A family of symmetric matrices $A_1,\ldots, A_d$ is SDC (simultaneous diagonalization by congruence) if there is an invertible matrix $X$ such that every $X^T A_k X$ is diagonal. In this work, a novel randomized SDC (RSDC) algorithm is proposed that reduces SDC to a generalized eigenvalue problem by considering two (random) linear combinations of the family. We establish exact recovery: RSDC achieves diagonalization with probability $1$ if the family is exactly SDC. Under a mild regularity assumption, robust recovery is also established: Given a family that is $\epsilon$-close to SDC then RSDC diagonalizes, with high probability, the family up to an error of norm $\mathcal{O}(\epsilon)$. Under a positive definiteness assumption, which often holds in applications, stronger results are established, including a bound on the condition number of the transformation matrix. For practical use, we suggest to combine RSDC with an optimization algorithm. The performance of the resulting method is verified for synthetic data, image separation and EEG analysis tasks. It turns out that our newly developed method outperforms existing optimization-based methods in terms of efficiency while achieving a comparable level of accuracy.

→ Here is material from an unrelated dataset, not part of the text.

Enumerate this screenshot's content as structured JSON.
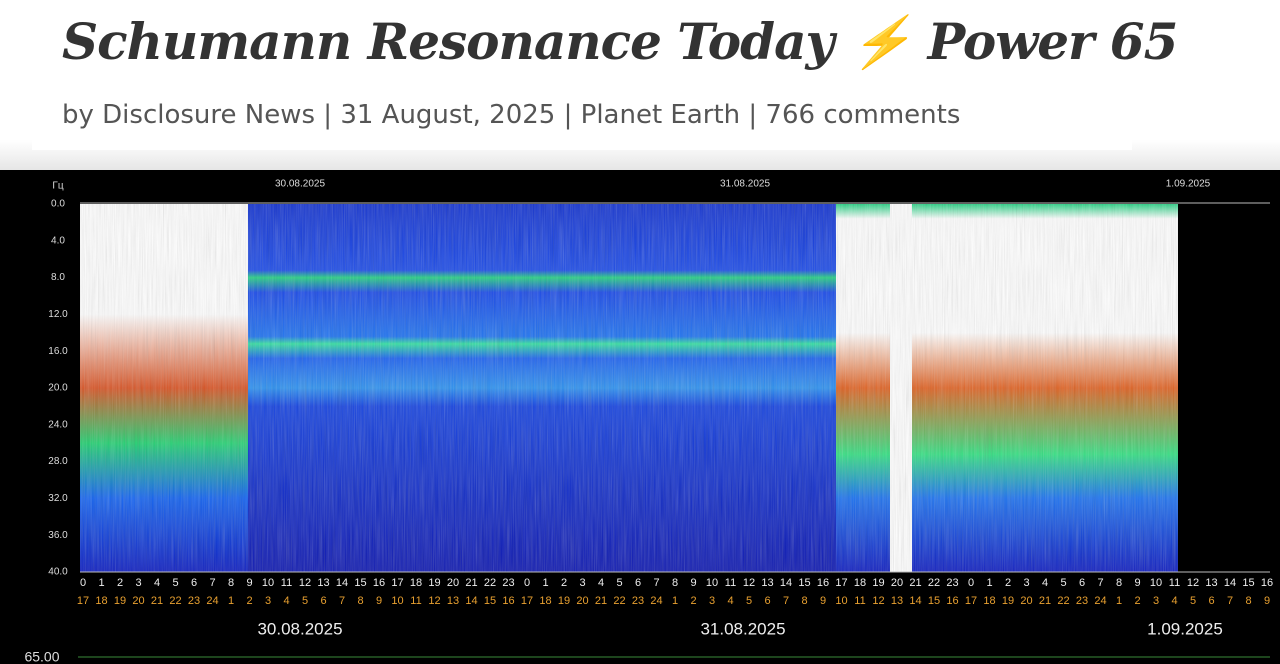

翻译：给定一族对称矩阵 $A_1,\ldots, A_d$，若存在可逆矩阵 $X$ 使得每个 $X^T A_k X$ 均为对角矩阵，则称该矩阵族可通过合同变换同时对角化（SDC）。本文提出一种新型随机SDC（RSDC）算法，通过考虑该族矩阵的两个（随机）线性组合，将SDC问题转化为广义特征值问题。我们建立了精确恢复性质：若矩阵族严格满足SDC条件，RSDC以概率 $1$ 实现对角化。在温和正则性假设下，还建立了鲁棒恢复性质：对于 $\epsilon$-接近SDC的矩阵族，RSDC以高概率将其对角化至范数误差为 $\mathcal{O}(\epsilon)$。在正定性假设（实际应用中常成立）下，得到了更强结果，包括变换矩阵条件数的界。面向实际应用，我们建议将RSDC与优化算法相结合。在合成数据、图像分离和脑电信号分析任务中验证了该方法的性能。结果表明，新方法在实现相当精度的同时，效率优于现有基于优化的方法。